Demir’e göre, insan ilişkileri sadece bilgi alışverişinden ibaret değil. Empati, anlayış ve duygusal rezonans, gerçek iletişimin temel taşları arasında. Ancak yapay zeka bu temel ihtiyaçlara yanıt veremiyor. "Birçok kişi yapay zekayla sohbet etmeye çalışıyor ama karşılarında anlayan, hisseden bir birey görmek istiyorlar" diyen Demir, özellikle otomatik yanıt sistemlerinin insanlarda “anlaşılmıyorum” duygusunu tetiklediğini belirtiyor.
Aşırı Kullanım Yalnızlık ve Bağımlılığa Yol Açabilir
Yapay zekanın sunduğu kolaylıklar, zaman içinde insanların sosyal becerilerini köreltebilir. Psikolog Demir bu konuda şunları söylüyor:
“Yapay zeka uygulamalarının aşırı kullanımı, bireylerde yaratıcılık kaybına, dikkat eksikliğine, bağımlılığa ve dürtü kontrol bozukluklarına yol açabilir. Sosyal bağların zayıflaması, bireylerde değersizlik ve yalnızlık duygularını pekiştiriyor.”
Etik Sınırlar İhlal Edilmemeli
Teknolojik ilerlemeler beraberinde etik sorunları da getiriyor. Demir, yapay zekanın insanların tüketim alışkanlıklarını yönlendirmemesi, özel yaşamlarına müdahale etmemesi gerektiğini vurguluyor.
“Yapay zeka, insanların davranışlarını manipüle etmek için kullanılmamalı. Etik sınırlar ihlal edilirse bu teknoloji, yarardan çok zarar getirir. Kontrol daima insanda kalmalı.”
Duygusal Boyut Göz Ardı Ediliyor
Psikolog Demir, yapay zekaya dair yapılan araştırmaların çoğunun rasyonel karar verme süreçlerine odaklandığını ama duygusal faktörlerin göz ardı edildiğini belirtiyor.

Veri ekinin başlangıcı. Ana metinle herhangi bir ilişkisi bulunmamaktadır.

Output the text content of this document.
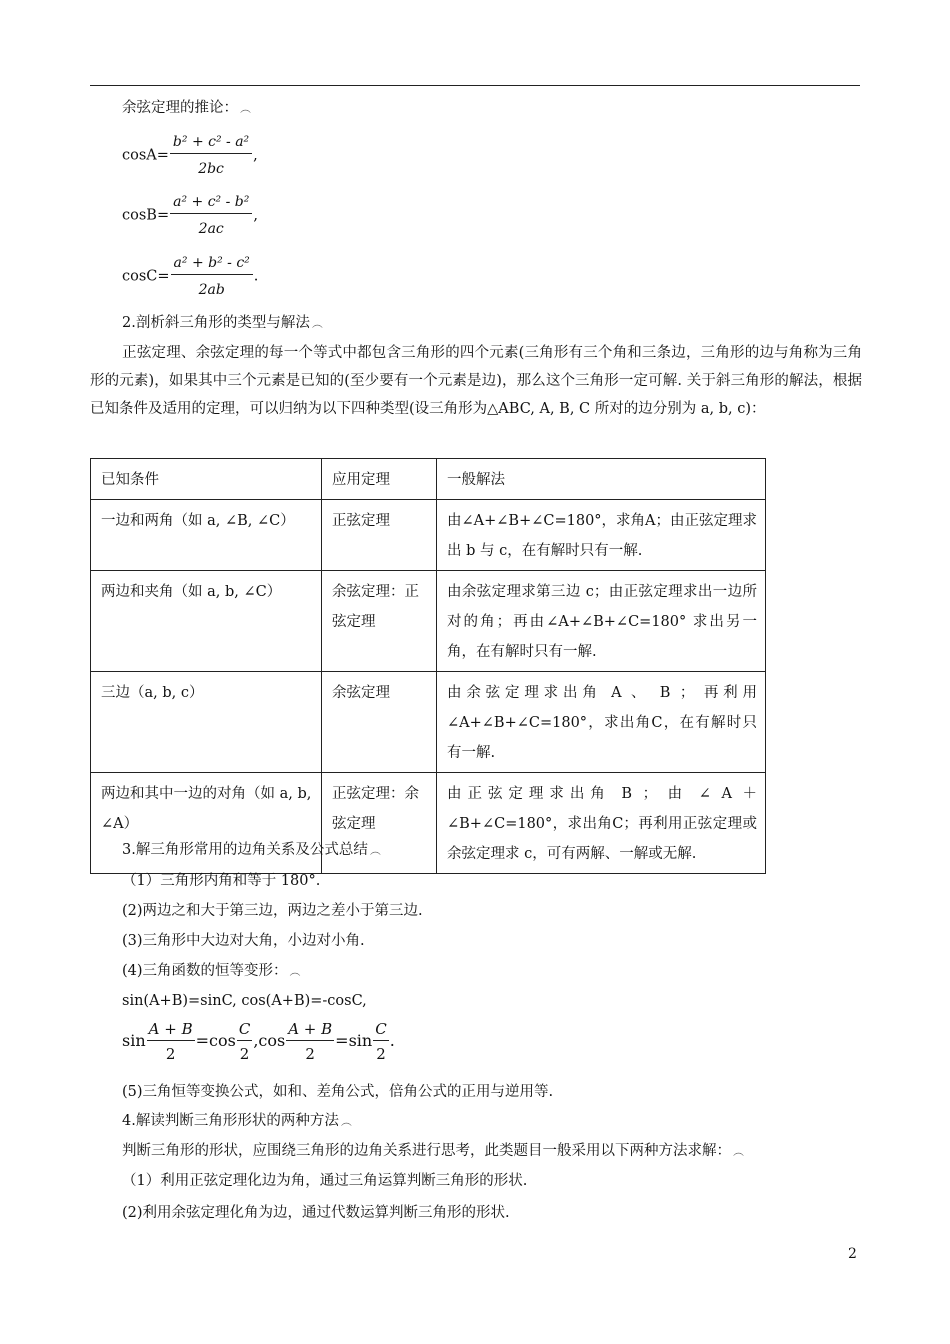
余弦定理的推论： ︵
$\cos A= \frac{\text{b² + c² - a²}}{2bc}$ ,
$\cos B= \frac{\text{a² + c² - b²}}{2ac}$ ,
$\cos C= \frac{\text{a² + b² - c²}}{2ab}$ .
2.剖析斜三角形的类型与解法 ︵
正弦定理、余弦定理的每一个等式中都包含三角形的四个元素(三角形有三个角和三条边，三角形的边与角称为三角形的元素)，如果其中三个元素是已知的(至少要有一个元素是边)，那么这个三角形一定可解. 关于斜三角形的解法，根据已知条件及适用的定理，可以归纳为以下四种类型(设三角形为△ABC, A, B, C 所对的边分别为 a, b, c)：
已知条件	应用定理	一般解法
一边和两角（如 a, ∠B, ∠C）	正弦定理	由∠A+∠B+∠C=180°，求角A；由正弦定理求出 b 与 c，在有解时只有一解.
两边和夹角（如 a, b, ∠C）	余弦定理：正弦定理	由余弦定理求第三边 c；由正弦定理求出一边所对的角；再由∠A+∠B+∠C=180° 求出另一角，在有解时只有一解.
三边（a, b, c）	余弦定理	由余弦定理求出角 A 、 B ； 再利用∠A+∠B+∠C=180°，求出角C，在有解时只有一解.
两边和其中一边的对角（如 a, b, ∠A）	正弦定理：余弦定理	由正弦定理求出角 B ； 由 ∠ A ＋ ∠B+∠C=180°，求出角C；再利用正弦定理或余弦定理求 c，可有两解、一解或无解.
3.解三角形常用的边角关系及公式总结 ︵
（1）三角形内角和等于 180°.
(2)两边之和大于第三边，两边之差小于第三边.
(3)三角形中大边对大角，小边对小角.
(4)三角函数的恒等变形： ︵
sin(A+B)=sinC, cos(A+B)=-cosC,
$\sin \frac{A + B}{2} =\cos \frac{C}{2} ,\cos \frac{A + B}{2} =\sin \frac{C}{2}$ .
(5)三角恒等变换公式，如和、差角公式，倍角公式的正用与逆用等.
4.解读判断三角形形状的两种方法 ︵
判断三角形的形状，应围绕三角形的边角关系进行思考，此类题目一般采用以下两种方法求解： ︵
（1）利用正弦定理化边为角，通过三角运算判断三角形的形状.
(2)利用余弦定理化角为边，通过代数运算判断三角形的形状.
2
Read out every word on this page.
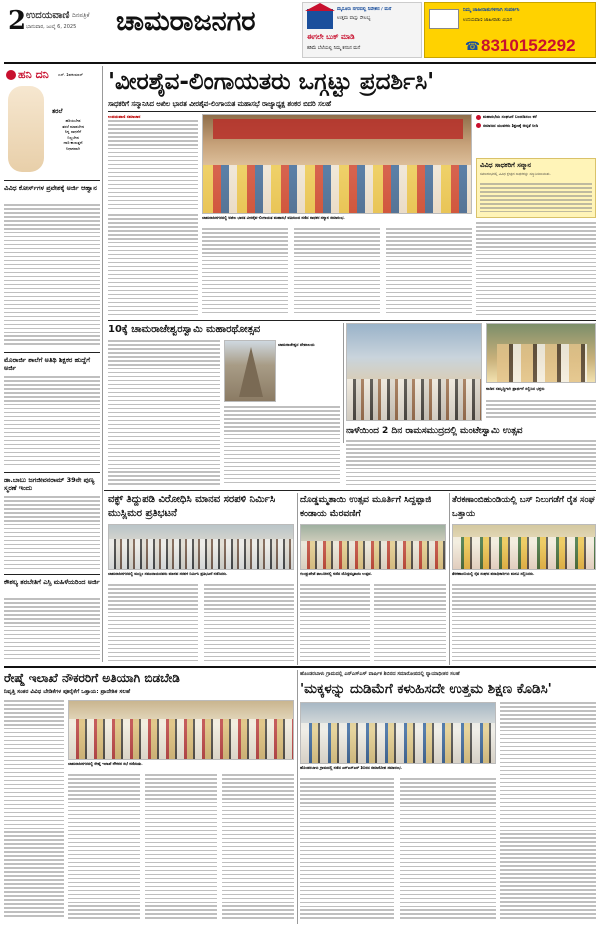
2 ಉದಯವಾಣಿ ದಿನಪತ್ರಿಕೆ
ಭಾನುವಾರ, ಜುಲೈ 6, 2025 ಚಾಮರಾಜನಗರ	ಮೈಸೂರು ನಗರದಲ್ಲಿ ನಿವೇಶನ / ಮನೆ
ಉತ್ತಮ ವಾಸ್ತು ಸೌಲಭ್ಯ
ಈಗಲೇ ಬುಕ್ ಮಾಡಿ
ಕಡಿಮೆ ಬೆಲೆಯಲ್ಲಿ ನಿಮ್ಮ ಕನಸಿನ ಮನೆ
ನಿಮ್ಮ ಜಾಹೀರಾತುಗಳಿಗಾಗಿ ಸಂಪರ್ಕಿಸಿ
ಉದಯವಾಣಿ ಜಾಹೀರಾತು ವಿಭಾಗ
☎ 8310152292
ಹನಿ ದನಿ ಎಸ್. ಶಿವಕುಮಾರ್
ತರಲೆ
ಹರಿಯಬೇಡ
ತರಲೆ ಮಾಡಬೇಡ
ನಿನ್ನ ಸಾಧನೆಗೆ
ನಿಲ್ಲಬೇಡ
ದಾರಿ ಕಾಣುತ್ತದೆ
ನಿಧಾನವಾಗಿ
ವಿವಿಧ ಕೋರ್ಸ್‌ಗಳ ಪ್ರವೇಶಕ್ಕೆ ಅರ್ಜಿ ಆಹ್ವಾನ
ಮೊರಾರ್ಜಿ ಶಾಲೆಗೆ ಅತಿಥಿ ಶಿಕ್ಷಕರ ಹುದ್ದೆಗೆ ಅರ್ಜಿ
ಡಾ.ಬಾಬು ಜಗಜೀವನರಾಮ್ 39ನೇ ಪುಣ್ಯ ಸ್ಮರಣೆ ಇಂದು
ಕೌಶಲ್ಯ ತರಬೇತಿಗೆ ಎಸ್ಸಿ ಮಹಿಳೆಯರಿಂದ ಅರ್ಜಿ
'ವೀರಶೈವ-ಲಿಂಗಾಯತರು ಒಗ್ಗಟ್ಟು ಪ್ರದರ್ಶಿಸಿ'
ಸಾಧಕರಿಗೆ ಸನ್ಮಾನಿಸಿದ ಅಖಿಲ ಭಾರತ ವೀರಶೈವ-ಲಿಂಗಾಯತ ಮಹಾಸಭೆ ರಾಜ್ಯಾಧ್ಯಕ್ಷ ಶಂಕರ ಬಿದರಿ ಸಲಹೆ
ಉದಯವಾಣಿ ಸಮಾಚಾರ	ಮಹಾಸಭೆಯ ಸಂಘಟನೆ ಬಲಪಡಿಸಲು ಕರೆ
ಸಮಾಜದ ಯುವಕರು ಶಿಕ್ಷಣಕ್ಕೆ ಆದ್ಯತೆ ನೀಡಿ
ವಿವಿಧ ಸಾಧಕರಿಗೆ ಸನ್ಮಾನ
ಸಮಾರಂಭದಲ್ಲಿ ವಿವಿಧ ಕ್ಷೇತ್ರದ ಸಾಧಕರನ್ನು ಸನ್ಮಾನಿಸಲಾಯಿತು.
ಚಾಮರಾಜನಗರದಲ್ಲಿ ಅಖಿಲ ಭಾರತ ವೀರಶೈವ-ಲಿಂಗಾಯತ ಮಹಾಸಭೆ ವತಿಯಿಂದ ನಡೆದ ಸಾಧಕರ ಸನ್ಮಾನ ಸಮಾರಂಭ.
10ಕ್ಕೆ ಚಾಮರಾಜೇಶ್ವರಸ್ವಾಮಿ ಮಹಾರಥೋತ್ಸವ
ಚಾಮರಾಜೇಶ್ವರ ದೇವಾಲಯ
ನಾಡಿನ ಸಮೃದ್ಧಿಗಾಗಿ ಪ್ರಾರ್ಥನೆ ಸಲ್ಲಿಸಿದ ಭಕ್ತರು
ನಾಳೆಯಿಂದ 2 ದಿನ ರಾಮಸಮುದ್ರದಲ್ಲಿ ಮಂಟೇಸ್ವಾಮಿ ಉತ್ಸವ
ವಕ್ಫ್ ತಿದ್ದುಪಡಿ ವಿರೋಧಿಸಿ ಮಾನವ ಸರಪಳಿ ನಿರ್ಮಿಸಿ ಮುಸ್ಲಿಮರ ಪ್ರತಿಭಟನೆ
ಚಾಮರಾಜನಗರದಲ್ಲಿ ಮುಸ್ಲಿಂ ಸಮುದಾಯದವರು ಮಾನವ ಸರಪಳಿ ನಿರ್ಮಿಸಿ ಪ್ರತಿಭಟನೆ ನಡೆಸಿದರು.
ದೊಡ್ಡಮ್ಮತಾಯಿ ಉತ್ಸವ ಮೂರ್ತಿಗೆ ಸಿದ್ದಪ್ಪಾಜಿ ಕಂಡಾಯ ಮೆರವಣಿಗೆ
ಗುಂಡ್ಲುಪೇಟೆ ತಾಲೂಕಿನಲ್ಲಿ ನಡೆದ ದೊಡ್ಡಮ್ಮತಾಯಿ ಉತ್ಸವ.
ತೆರಕಣಾಂಬಿಹುಂಡಿಯಲ್ಲಿ ಬಸ್ ನಿಲುಗಡೆಗೆ ರೈತ ಸಂಘ ಒತ್ತಾಯ
ತೆರಕಣಾಂಬಿಯಲ್ಲಿ ರೈತ ಸಂಘದ ಪದಾಧಿಕಾರಿಗಳು ಮನವಿ ಸಲ್ಲಿಸಿದರು.
ರೇಷ್ಮೆ ಇಲಾಖೆ ನೌಕರರಿಗೆ ಅತಿಯಾಗಿ ಬಿಡಬೇಡಿ
ನಿವೃತ್ತಿ ಸಂತರ ವಿವಿಧ ಬೇಡಿಕೆಗಳ ಪೂರೈಕೆಗೆ ಒತ್ತಾಯ: ಪ್ರಾದೇಶಿಕ ಸಲಹೆ
ಚಾಮರಾಜನಗರದಲ್ಲಿ ರೇಷ್ಮೆ ಇಲಾಖೆ ನೌಕರರ ಸಭೆ ನಡೆಯಿತು.
ಹೊಂಡರಬಾಳು ಗ್ರಾಮದಲ್ಲಿ ಎನ್‌ಎಸ್‌ಎಸ್ ವಾರ್ಷಿಕ ಶಿಬಿರದ ಸಮಾರೋಪದಲ್ಲಿ ನ್ಯಾಯಾಧೀಶರ ಸಲಹೆ
'ಮಕ್ಕಳನ್ನು ದುಡಿಮೆಗೆ ಕಳುಹಿಸದೇ ಉತ್ತಮ ಶಿಕ್ಷಣ ಕೊಡಿಸಿ'
ಹೊಂಡರಬಾಳು ಗ್ರಾಮದಲ್ಲಿ ನಡೆದ ಎನ್‌ಎಸ್‌ಎಸ್ ಶಿಬಿರದ ಸಮಾರೋಪ ಸಮಾರಂಭ.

“Duygular, insan kararlarının temelini oluşturur. Yapay zeka, bu alanı taklit edemediği sürece gerçek insan zekasının yerini alamaz.”
İnsani İlişkiler Korunmalı
Yapay zekanın sağladığı avantajların yadsınamayacağını belirten Demir, teknoloji ile insan doğası arasında sağlıklı bir denge kurulması gerektiğini ifade ediyor:
“Teknolojiyi dışlamak değil, sınırlarını bilerek kullanmak önemlidir. Yapay zeka hayatı kolaylaştırabilir ama insan ilişkileriyle kurulan bağın yerini tutamaz. Bu nedenle duygusal bağların korunması ve güçlendirilmesi her zaman öncelik olmalıdır.”